| 要旨トップ | 本企画の概要 | | 日本生態学会第67回全国大会 (2020年3月、名古屋) 講演要旨 ESJ67 Abstract |
自由集会 W28-1 (Workshop)
次世代シーケンシング技術を用いたゲノムワイド塩基配列分析法として2015年に講演者らが発表したMIG-seq(multiplexed ISSR genotyping by sequencing)法は、手軽な一塩基多型(SNP)ジェノタイピング技術として、発表以来多くの研究で使われてきた。我々の研究グループでは、手法発表後も引き続きMIG-seq法の細部にわたる技術的な検討を続け、大なり小なりの改良を加えてきた。これまでに一部公表してきた大きな改良点としては、1)1st PCRのアニーリング温度(48度から38度に)、2)インデックス(デュアル化)、3)データ解析方法(SNP検出の各種条件変更等)が挙げられる。その後さらに、4)1st PCR産物の精製・平均化ステップの追加なども加え、本質的な手法のメリットを維持しつつ、更なる高精度化と取得データ量の増大(高効率化)に成功している。これらの変更は、あくまでもより高精度化・高効率化を目的とした改良であり、オリジナル手法を否定するものではないが、より高レベルのデータ取得のために是非とも参考にしていただきたい。
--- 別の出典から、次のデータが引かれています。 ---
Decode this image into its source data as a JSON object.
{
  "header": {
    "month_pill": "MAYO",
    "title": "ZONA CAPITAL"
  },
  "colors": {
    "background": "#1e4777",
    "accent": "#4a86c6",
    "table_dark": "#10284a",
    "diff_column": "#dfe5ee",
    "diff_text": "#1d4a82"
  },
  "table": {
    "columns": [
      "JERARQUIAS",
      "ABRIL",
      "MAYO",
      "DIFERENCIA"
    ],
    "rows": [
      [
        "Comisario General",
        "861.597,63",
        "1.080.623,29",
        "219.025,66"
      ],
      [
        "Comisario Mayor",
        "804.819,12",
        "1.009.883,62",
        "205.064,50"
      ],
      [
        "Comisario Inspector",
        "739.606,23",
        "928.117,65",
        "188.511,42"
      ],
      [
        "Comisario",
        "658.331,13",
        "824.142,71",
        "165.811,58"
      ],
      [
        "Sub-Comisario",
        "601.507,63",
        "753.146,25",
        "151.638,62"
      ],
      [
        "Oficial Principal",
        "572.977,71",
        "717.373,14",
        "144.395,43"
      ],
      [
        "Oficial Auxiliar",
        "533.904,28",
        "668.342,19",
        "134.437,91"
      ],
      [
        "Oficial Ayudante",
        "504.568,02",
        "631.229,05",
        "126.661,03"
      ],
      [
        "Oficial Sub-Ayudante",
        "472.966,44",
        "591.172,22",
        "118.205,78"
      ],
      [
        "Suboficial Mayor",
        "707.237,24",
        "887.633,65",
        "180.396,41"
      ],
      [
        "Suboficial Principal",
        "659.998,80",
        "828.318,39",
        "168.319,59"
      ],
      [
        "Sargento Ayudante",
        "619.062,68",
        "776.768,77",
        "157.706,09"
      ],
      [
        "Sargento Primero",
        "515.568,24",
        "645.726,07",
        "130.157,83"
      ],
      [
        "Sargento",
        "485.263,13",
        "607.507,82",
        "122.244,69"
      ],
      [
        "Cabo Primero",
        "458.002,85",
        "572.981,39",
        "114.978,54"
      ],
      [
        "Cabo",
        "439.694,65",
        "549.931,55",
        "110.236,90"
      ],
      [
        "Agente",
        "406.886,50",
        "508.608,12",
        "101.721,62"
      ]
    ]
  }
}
本講演では、まずごく簡単にMIG-seq法の概要と改良法の要点を説明し、次にそれらによって得られた個体・品種・集団・種の識別を中心とした研究例を紹介する。特に、生データのフィルタリングや、SNP検出の条件設定に関しては、材料や研究目的に合わせた設定によって大幅な高精度化・高効率化が実現されることがしばしばあるため、それらの具体的事例を紹介しながら説明する予定である。本講演では、出来るだけ自由に議論を交わしながら、より多くの方々にMIG-seq法を使っていただくための機会になるよう、有意義に時間を使いたいと考えている。